ALL THE STUDENT PROJECTS FOCUS ON VALUE CREATION IN A DEVELOPING COUNTRY

Moon says Harvard leveraged its corporate recruiting, alumni and executive education relationships to enlist the 140 partners and 152 projects. Harvard placed high hurdles on participation: In each case, a company had to commit time and effort to a specific kind of project—“product or service development with a strong customer interaction component,” says Moon. “It’s all about value creation.”

“It wasn’t easy for a partner to become a partner,” adds Moon. “I would rather have had the problem of having too few partners and knowing they would be really good as opposed to filling slots. We were fortunate. Our faculty and staff put in countless hours to get the right partners and projects. It was a back-and-forth process taking a lot of conversation. For more than half of the partners, this is the first relationship they’ve had with our MBA program.”

Teams put together puzzles to find out where they were assigned

After faculty and staff spent months lining up partners and projects, the school held what it called “a reveal event” on Oct. 6 to inform all 900-plus first-year MBA students where they were going and who they would work with. The students were sent to pre-assigned tables in Batten Hall, the university’s new innovation lab, where each team found a small cardboard box adorned with a big red question mark.
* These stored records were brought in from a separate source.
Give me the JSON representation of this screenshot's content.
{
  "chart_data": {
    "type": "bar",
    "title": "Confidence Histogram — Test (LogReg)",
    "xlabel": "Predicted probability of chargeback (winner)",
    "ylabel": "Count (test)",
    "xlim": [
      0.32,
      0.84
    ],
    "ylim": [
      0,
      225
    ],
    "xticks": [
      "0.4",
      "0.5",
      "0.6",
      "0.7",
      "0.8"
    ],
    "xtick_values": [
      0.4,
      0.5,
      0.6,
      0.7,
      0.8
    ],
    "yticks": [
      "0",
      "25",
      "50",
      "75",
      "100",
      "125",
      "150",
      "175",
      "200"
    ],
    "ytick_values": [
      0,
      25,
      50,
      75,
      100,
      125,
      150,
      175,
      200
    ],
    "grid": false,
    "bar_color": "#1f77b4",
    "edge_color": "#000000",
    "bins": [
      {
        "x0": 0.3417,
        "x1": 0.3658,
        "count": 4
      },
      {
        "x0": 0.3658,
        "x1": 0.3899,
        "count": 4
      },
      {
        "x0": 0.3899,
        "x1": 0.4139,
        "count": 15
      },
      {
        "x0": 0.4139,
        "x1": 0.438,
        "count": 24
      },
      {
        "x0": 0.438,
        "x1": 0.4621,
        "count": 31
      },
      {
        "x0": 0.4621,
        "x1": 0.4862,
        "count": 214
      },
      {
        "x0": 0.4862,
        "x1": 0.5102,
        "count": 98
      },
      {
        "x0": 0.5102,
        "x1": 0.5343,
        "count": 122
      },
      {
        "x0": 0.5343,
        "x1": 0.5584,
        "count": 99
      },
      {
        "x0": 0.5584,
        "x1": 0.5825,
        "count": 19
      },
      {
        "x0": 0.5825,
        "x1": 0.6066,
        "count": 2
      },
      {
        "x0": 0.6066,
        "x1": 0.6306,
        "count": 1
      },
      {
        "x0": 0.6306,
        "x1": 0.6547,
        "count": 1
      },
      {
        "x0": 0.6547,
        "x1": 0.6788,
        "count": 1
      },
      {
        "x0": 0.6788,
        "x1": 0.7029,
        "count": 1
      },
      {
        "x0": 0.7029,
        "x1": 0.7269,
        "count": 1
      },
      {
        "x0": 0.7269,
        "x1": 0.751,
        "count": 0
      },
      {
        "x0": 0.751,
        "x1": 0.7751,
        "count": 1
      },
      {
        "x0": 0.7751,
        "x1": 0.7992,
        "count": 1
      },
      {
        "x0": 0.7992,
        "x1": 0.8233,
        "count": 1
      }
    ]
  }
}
Inside each box was a puzzle of a Google map.

When they put the puzzle pieces together, they would discover which country and city would beckon them along with what new product or service development project they were assigned. “That night, all 900 students were in this building together,” recalls Moon. “It became almost irrelevant where we were sending them. It was the first time they looked around and realized, ‘Oh my God, HBS is sending all 900 of us abroad.’”

ALMOST IMMEDIATELY, A CONTROVERSY ERUPTED WHEN ONE GROUP WAS ASSIGNED TO NEW ORLEANS

Almost immediately, however, there was controversy. Some international students, initially assigned to projects in New Orleans because they had already come from an emerging country, were unhappy with their U.S. destination.  As one disappointed international student told The Harbus, the student newspaper of Harvard Business School, “I came to HBS looking for international exposure and I was really excited about experiencing a new country for FIELD. New Orleans was incredibly frustrating. Perhaps I was put there because I’m not from the U.S. Either way, I was angry.”